Man had dishonoured God as creator long ago, but this second bows to what it became God to do, and is led to be tempted that He might go lower than all mere human responsibility and failure, and likewise go higher for God than any previous claims had demanded from man. Thus He will go up to the mountain-top, and take His seat as the great expositor of the mind of Jehovah, as regards the principles on which the incoming kingdom should be founded, and the style of behaviour suited to those whom He would introduce into it; for they are to be "perfect as their Father in heaven is perfect," who makes His "sun to shine upon the evil and the good." Moreover Moses said on his mountain, An eye for an eye, and a tooth for a tooth; but this expositor will say, "If thine enemy hunger, feed him," and "Except your righteousness shall exceed the righteousness of the scribes and Pharisees, ye shall in no wise enter into the kingdom of heaven." There is no compromise anywhere: God and the relations with His creatures, even conduct and responsibility under Christ's presence, and personal care in the midst of His disciples, are raised; the claims and holiness of God are alike met and exceeded in doctrine on the mount, and in loving obedience by Christ Himself. The devil is nowhere with this last Adam (after his temptations in the wilderness) till Gethsemane, where the last efforts are tried by Satan to terrify that heart by death and the grave, which he could not shake by the blandishments of the world.

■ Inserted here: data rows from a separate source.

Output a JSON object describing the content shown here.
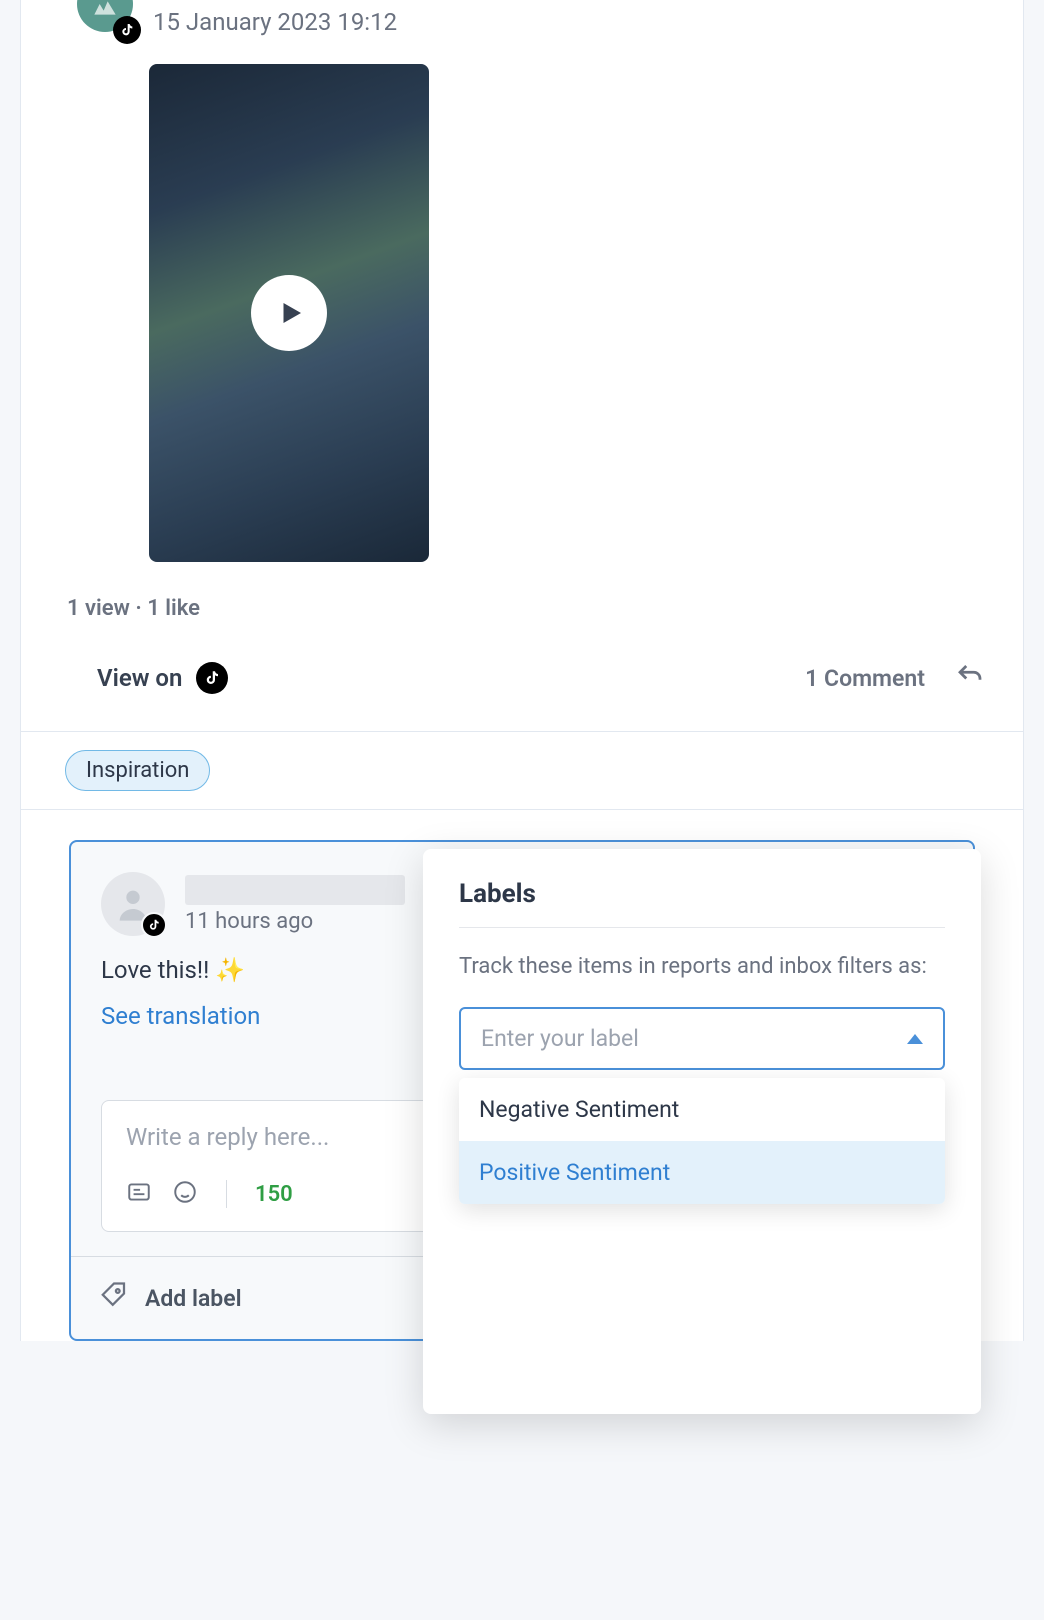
{
  "post": {
    "timestamp": "15 January 2023 19:12",
    "stats": "1 view · 1 like",
    "view_on_label": "View on",
    "comment_count": "1 Comment"
  },
  "tags": [
    "Inspiration"
  ],
  "comment": {
    "time_ago": "11 hours ago",
    "text": "Love this!! ✨",
    "see_translation": "See translation"
  },
  "reply": {
    "placeholder": "Write a reply here...",
    "char_count": "150"
  },
  "add_label": {
    "label": "Add label"
  },
  "labels_popover": {
    "title": "Labels",
    "description": "Track these items in reports and inbox filters as:",
    "placeholder": "Enter your label",
    "options": [
      "Negative Sentiment",
      "Positive Sentiment"
    ],
    "highlighted_index": 1
  }
}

Man, in the person of Jesus, has gone down under everything, having emptied Himself and been obedient to death, even the death of the cross: and what could God do on His part but raise Him up over everything, and give Him a name above every name that is named not only in this world but in that which is to come? God has man to glorify as the righteous reward of His obedience and sufferings, and, finally, His death, the death of the cross, where He made atonement for our sins by bearing them, and suffering the just One for the unjust, and putting out of sight all the hindering causes of sin and guilt for ever. By the blood-shedding of Christ, God has been set free from all the calls of judgment which pressed for punishment and death; for Christ has died in our stead. He has liberated God. So that having a Man in the heavens whom He has glorified, the counsels and purposes from everlasting in Christ can now come in, and God even go beyond Himself, in all that He had ever set up in creation and Israel, by bringing in His own mysteries, "the things which had been kept secret from the foundation of the world." And who has done all this, but that very Jesus-Emmanuel who has also carried His believing people outside the range of death and judgment, to make us partakers in a life with Himself, the risen One, which, by the power of the indwelling Spirit, will enable us to take up every principle of conduct, and to be satisfied with nothing less than to live Christ over again till He comes to have us with Himself where He is!

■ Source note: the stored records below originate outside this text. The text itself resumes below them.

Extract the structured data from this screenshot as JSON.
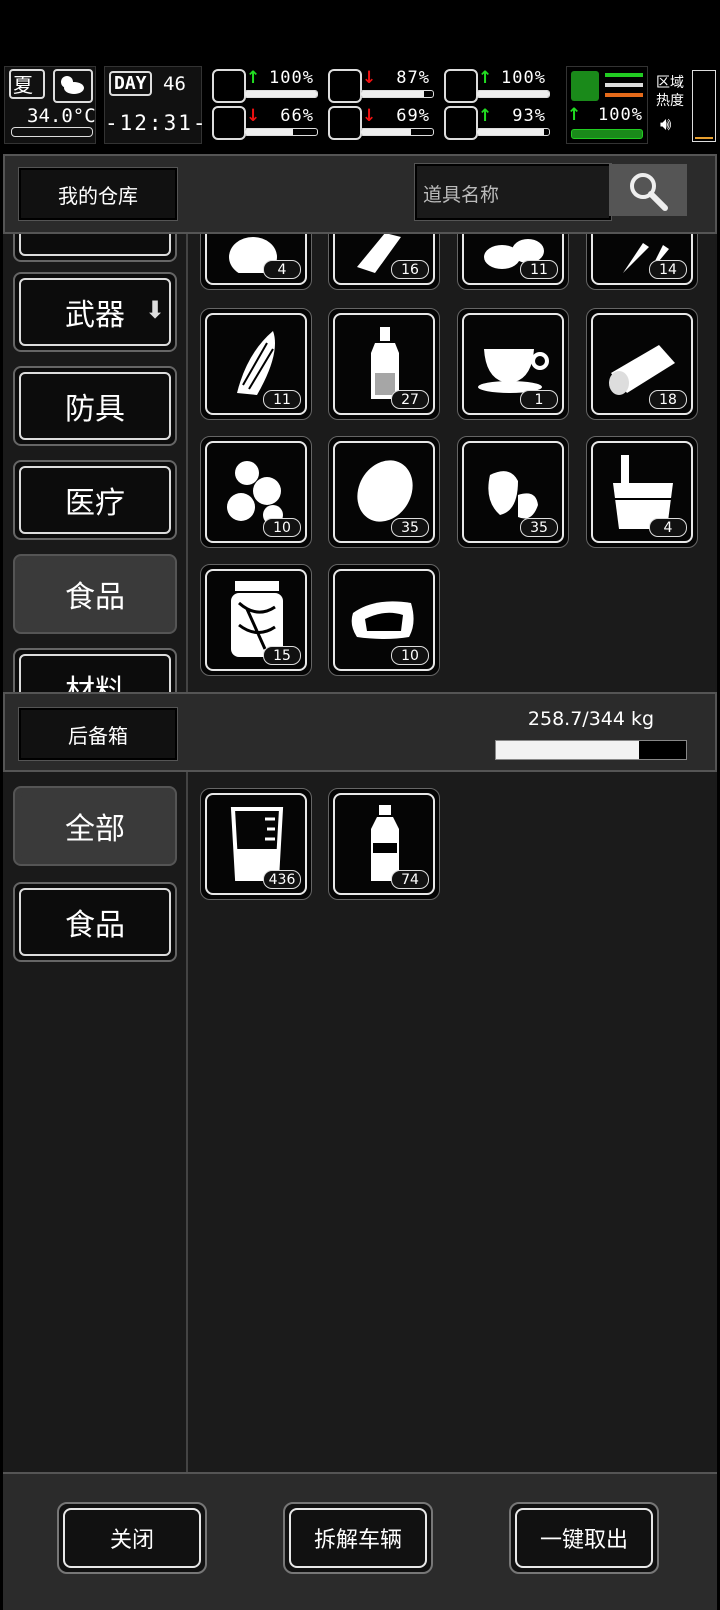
{
  "hud": {
    "season": "夏",
    "temperature": "34.0°C",
    "day_label": "DAY",
    "day_number": "46",
    "clock": "-12:31-",
    "stats": [
      {
        "name": "health",
        "trend": "up",
        "value": "100%",
        "level": 1.0
      },
      {
        "name": "stomach",
        "trend": "down",
        "value": "87%",
        "level": 0.87
      },
      {
        "name": "stamina",
        "trend": "up",
        "value": "100%",
        "level": 1.0
      },
      {
        "name": "mind",
        "trend": "down",
        "value": "66%",
        "level": 0.66
      },
      {
        "name": "water",
        "trend": "down",
        "value": "69%",
        "level": 0.69
      },
      {
        "name": "heart",
        "trend": "up",
        "value": "93%",
        "level": 0.93
      }
    ],
    "speed": {
      "trend": "up",
      "value": "100%"
    },
    "zone_heat_label": "区域\n热度",
    "zone_heat_line1": "区域",
    "zone_heat_line2": "热度"
  },
  "warehouse": {
    "title": "我的仓库",
    "search_placeholder": "道具名称",
    "categories": [
      "武器",
      "防具",
      "医疗",
      "食品",
      "材料"
    ],
    "selected_category": "食品",
    "items": [
      {
        "icon": "potato-icon",
        "count": "4"
      },
      {
        "icon": "bread-icon",
        "count": "16"
      },
      {
        "icon": "beans-icon",
        "count": "11"
      },
      {
        "icon": "carrot-icon",
        "count": "14"
      },
      {
        "icon": "corn-icon",
        "count": "11"
      },
      {
        "icon": "bottle-icon",
        "count": "27"
      },
      {
        "icon": "coffee-cup-icon",
        "count": "1"
      },
      {
        "icon": "canned-food-icon",
        "count": "18"
      },
      {
        "icon": "ginger-icon",
        "count": "10"
      },
      {
        "icon": "lemon-icon",
        "count": "35"
      },
      {
        "icon": "strawberry-icon",
        "count": "35"
      },
      {
        "icon": "bucket-icon",
        "count": "4"
      },
      {
        "icon": "pickle-jar-icon",
        "count": "15"
      },
      {
        "icon": "meat-icon",
        "count": "10"
      }
    ]
  },
  "trunk": {
    "title": "后备箱",
    "capacity_text": "258.7/344 kg",
    "capacity_fraction": 0.752,
    "categories": [
      "全部",
      "食品"
    ],
    "selected_category": "全部",
    "items": [
      {
        "icon": "beaker-icon",
        "count": "436"
      },
      {
        "icon": "water-bottle-icon",
        "count": "74"
      }
    ]
  },
  "buttons": {
    "close": "关闭",
    "dismantle": "拆解车辆",
    "take_all": "一键取出"
  }
}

In the mean time, while waiting for Him, what dignity attaches to the saint of this dispensation as told, "Ye are the temple of God," and "the Spirit of God dwelleth in you." And again, "Ye are not your own, for ye are bought with a price: therefore glorify God in your body [and in your spirit, which are God's]." The Lord Jesus made a position for Himself as a man when upon the earth, and elevated doctrine and practice to such an extent that He will at last die to put God in the place of a Justifier; and, by His own session at the right hand on high, become the head of life to His Church, that His members may go back and take all up in living power which He ever spoke or did, and be in this way superior to all that became mere man as man; and finally that they may be like Himself in nature, righteousness, and glory, as the proper manifestation of the unfettered power of God on behalf of Christ and the Church for ever.